Похоже, последние слова расслышал только один Маади. Остальные раджи были слишком заняты тем, что собирали тяжелые кругляши, отсвечивавшие под яркими лучами, пробивавшимися в просветы между полосатых навесов.
— Ты говоришь о деле столь же славном, как и наш последний совместный набег?
— Нет, я говорю о чем–то большем, чем мой последний поход против Юнь, — Ранджан покосился на Нагпура, но тот лишь пожал плечами, как бы отвечая, что примет любое решение своего раджи. — Хотя в этом деле, ваши бесполезные падальщики могли бы вполне мне пригодиться.
— Говорят, южные долины страны Даксмен уже оправились от последней попытки магараджи Арпура присоединить эти земли к своим владениям, — Маади попытался угадать ход мыслей Хулителя, выбрав из всех вариантов наиболее правдоподобный.
Ранджан лишь в очередной раз недовольно отмахнулся и, громко вздохнув, нехотя принял сидячее положение.
— Мне глубоко наплевать на далекие холодные скалы, где ютятся злобные пожиратели летучих мышей, — наблюдая за суетой других вождей, все еще ползавших поблизости на четвереньках, раджа не удержался и удрученно хмыкнул.
Маади оставалось лишь разделить печальное веселье Отринувшего. Золото, древний бич всей сиртакской знати, умело подчинять себе людей и превращать даже самых благородных и отважных воинов в мелочных и завистливых подлецов. Самоцветы, жемчуг и слоновья кость — их так ценили за пределами Умбей, но они почти ничего не стоили в его пределах. Это был просто материал, не более редкий, чем пробковое дерево или болотная ягода. А вот золото, его было всегда слишком мало, а еще более важным его делало то, что основные монеты, которыми расплачивались чужеземные купцы из Юнь и Империи, чеканились из столь же редкого здесь серебра.
— Я собираюсь двинуться туда, где можно взять добычу, равной которой не снилось еще ни одному из вас. Она сама готова упасть ко мне в руки, и вы не видите ее лишь из–за собственной слепоты и страха.
Куда именно клонит сейчас Ранджан, Маади уже начал понимать. Еще одной подсказкой была золотая монета, которую раджа все–таки подобрал с пола, не удержавшись больше от любопытства, чем из алчности.
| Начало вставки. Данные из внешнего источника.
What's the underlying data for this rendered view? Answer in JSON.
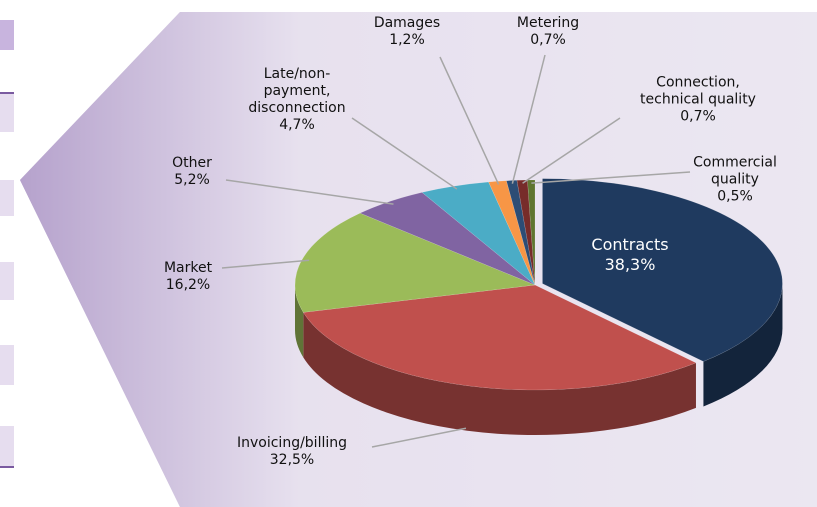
{
  "chart_data": {
    "type": "pie",
    "categories": [
      "Contracts",
      "Invoicing/billing",
      "Market",
      "Other",
      "Late/non-\npayment,\ndisconnection",
      "Damages",
      "Metering",
      "Connection,\ntechnical quality",
      "Commercial\nquality"
    ],
    "values": [
      38.3,
      32.5,
      16.2,
      5.2,
      4.7,
      1.2,
      0.7,
      0.7,
      0.5
    ],
    "value_labels": [
      "38,3%",
      "32,5%",
      "16,2%",
      "5,2%",
      "4,7%",
      "1,2%",
      "0,7%",
      "0,7%",
      "0,5%"
    ],
    "colors": [
      "#1f3a5f",
      "#c0504d",
      "#9bbb59",
      "#8064a2",
      "#4bacc6",
      "#f79646",
      "#2c4d75",
      "#772c2a",
      "#5f7530"
    ]
  }
}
Это был простой круг из темно–желтого, почти медового металла, по форме и весу идеально походивший на «неразменный» дихрем. Но в отличие от самой большой из всех сиртакских монет, какие делали лишь при дворах двух правителей в южных владениях, на этом кусочке золота не было никаких отличительных знаков. Квадратные прорези по центру были характерны для денег, имевших хождение в Империи. Их края покрывали иероглифы, а большинство мелких монет также имело тонкую насечку, позволявшую в случае надобности разломить кружок на четыре равных доли. Юнь ограничивались лишь символикой правящей династии, а упрямые Даксмен уже которое тысячелетие использовали маленькие шарики, которые носили нанизанными на нитки наподобие четок. Большинство денег с закатных рубежей тоже в той или иной степени походили на дихремы, но у той монеты, которую держал в руках Маади, было особое происхождение. Тот, кто отдал приказ изготовить такие универсальные средства оплаты, очень постарался, чтобы никто и никогда не смог связать бы их происхождение с исполнителем. Это были чужие деньги, не принадлежавшие Ранджану, и ими было оплачено что–то очень и очень важное. Гадать, что именно, Маади так и не пришлось.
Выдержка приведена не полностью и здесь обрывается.